Fluorescent and visual assay of H2O2 and glucose based on a highly sensitive copper nanoclusters-Ce(III) fluoroprobe.

Herein, we synthesized and characterized glutathione-capped copper nanoclusters (CuNCs) using a convenient one-pot chemical reduction approach based on glutathione as capping and reducing agents. The Ce(III) induced aggregation-induced emission of CuNCs to form a CuNCs-Ce3+ fluoroprobe due to electrostatic and coordination interactions between Ce3+ and CuNCs. In contrast to CuNCs, the fluorescent intensities (FLs) of CuNCs-Ce3+ were enhanced by ~ 40-fold concomitant with 20-nm blue-shift of the maximum emission, and a 3.45-fold lengthening of the average fluorescent lifetime.
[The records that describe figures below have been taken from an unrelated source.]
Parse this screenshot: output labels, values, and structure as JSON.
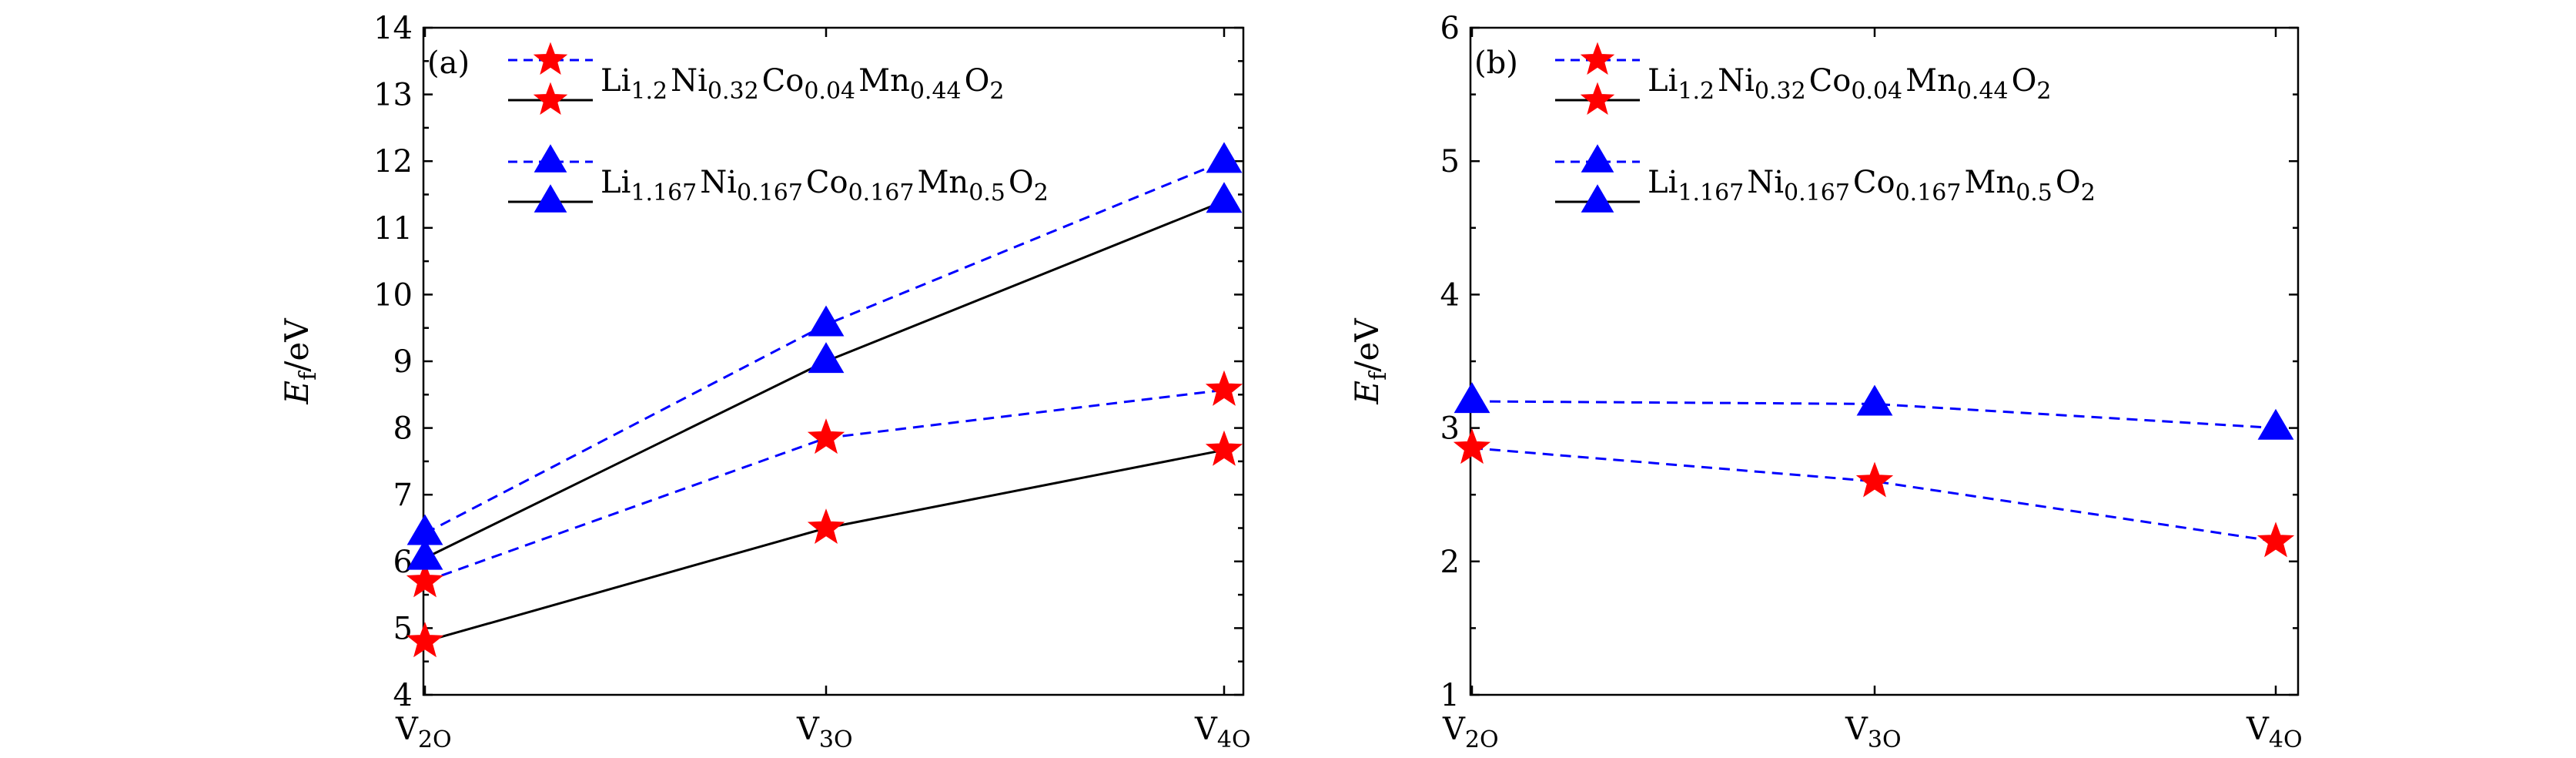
{
  "chart_data": [
    {
      "type": "line",
      "panel_label": "(a)",
      "ylabel": "Ef/eV",
      "ylabel_main": "E",
      "ylabel_sub": "f",
      "ylabel_rest": "/eV",
      "ylim": [
        4,
        14
      ],
      "yticks": [
        "4",
        "5",
        "6",
        "7",
        "8",
        "9",
        "10",
        "11",
        "12",
        "13",
        "14"
      ],
      "categories": [
        {
          "main": "V",
          "sub": "2O"
        },
        {
          "main": "V",
          "sub": "3O"
        },
        {
          "main": "V",
          "sub": "4O"
        }
      ],
      "legend_position": "top-left",
      "series": [
        {
          "marker": "star",
          "line": "dashed",
          "color": "#ff0000",
          "line_color": "#0000ff",
          "values": [
            5.7,
            7.85,
            8.57
          ]
        },
        {
          "marker": "star",
          "line": "solid",
          "color": "#ff0000",
          "line_color": "#000000",
          "values": [
            4.8,
            6.5,
            7.67
          ]
        },
        {
          "marker": "triangle",
          "line": "dashed",
          "color": "#0000ff",
          "line_color": "#0000ff",
          "values": [
            6.42,
            9.55,
            12.0
          ]
        },
        {
          "marker": "triangle",
          "line": "solid",
          "color": "#0000ff",
          "line_color": "#000000",
          "values": [
            6.05,
            9.0,
            11.4
          ]
        }
      ],
      "legend": [
        {
          "formula": [
            {
              "t": "Li",
              "s": "1.2"
            },
            {
              "t": "Ni",
              "s": "0.32"
            },
            {
              "t": "Co",
              "s": "0.04"
            },
            {
              "t": "Mn",
              "s": "0.44"
            },
            {
              "t": "O",
              "s": "2"
            }
          ],
          "marker": "star",
          "color": "#ff0000"
        },
        {
          "formula": [
            {
              "t": "Li",
              "s": "1.167"
            },
            {
              "t": "Ni",
              "s": "0.167"
            },
            {
              "t": "Co",
              "s": "0.167"
            },
            {
              "t": "Mn",
              "s": "0.5"
            },
            {
              "t": "O",
              "s": "2"
            }
          ],
          "marker": "triangle",
          "color": "#0000ff"
        }
      ]
    },
    {
      "type": "line",
      "panel_label": "(b)",
      "ylabel": "Ef/eV",
      "ylabel_main": "E",
      "ylabel_sub": "f",
      "ylabel_rest": "/eV",
      "ylim": [
        1,
        6
      ],
      "yticks": [
        "1",
        "2",
        "3",
        "4",
        "5",
        "6"
      ],
      "categories": [
        {
          "main": "V",
          "sub": "2O"
        },
        {
          "main": "V",
          "sub": "3O"
        },
        {
          "main": "V",
          "sub": "4O"
        }
      ],
      "legend_position": "top-left",
      "series": [
        {
          "marker": "star",
          "line": "dashed",
          "color": "#ff0000",
          "line_color": "#0000ff",
          "values": [
            2.85,
            2.6,
            2.15
          ]
        },
        {
          "marker": "triangle",
          "line": "dashed",
          "color": "#0000ff",
          "line_color": "#0000ff",
          "values": [
            3.2,
            3.18,
            3.0
          ]
        }
      ],
      "legend": [
        {
          "formula": [
            {
              "t": "Li",
              "s": "1.2"
            },
            {
              "t": "Ni",
              "s": "0.32"
            },
            {
              "t": "Co",
              "s": "0.04"
            },
            {
              "t": "Mn",
              "s": "0.44"
            },
            {
              "t": "O",
              "s": "2"
            }
          ],
          "marker": "star",
          "color": "#ff0000"
        },
        {
          "formula": [
            {
              "t": "Li",
              "s": "1.167"
            },
            {
              "t": "Ni",
              "s": "0.167"
            },
            {
              "t": "Co",
              "s": "0.167"
            },
            {
              "t": "Mn",
              "s": "0.5"
            },
            {
              "t": "O",
              "s": "2"
            }
          ],
          "marker": "triangle",
          "color": "#0000ff"
        }
      ]
    }
  ]
}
The FLs of CuNCs-Ce3+ were selectively quenched at 650 nm by hydrogen peroxide (H2O2) via the redox reaction. Based on this phenomenon, the sensitive assay of H2O2 was realized, and the linear range spanned over the range of 14-140 μM. Notably, the visualization of the fluorescence quenched effect of H2O2 could be easily attained. Additionally, glucose could be specifically oxidized by glucose oxidase to produce H2O2, and thus the detection of glucose was achieved according to changes in the concentrations of H2O2. Under optimized conditions, the fluorescent assay of glucose based on the CuNCs-Ce3+ system offered the linear range of 8-48 μM with detection limit of 2.4 μM. Meanwhile, high selectivity of the as-constructed fluorescent assay allows the sensitive detection of H2O2 and glucose in real-world care products and human serum samples, showing a great application potential in their conventional monitoring.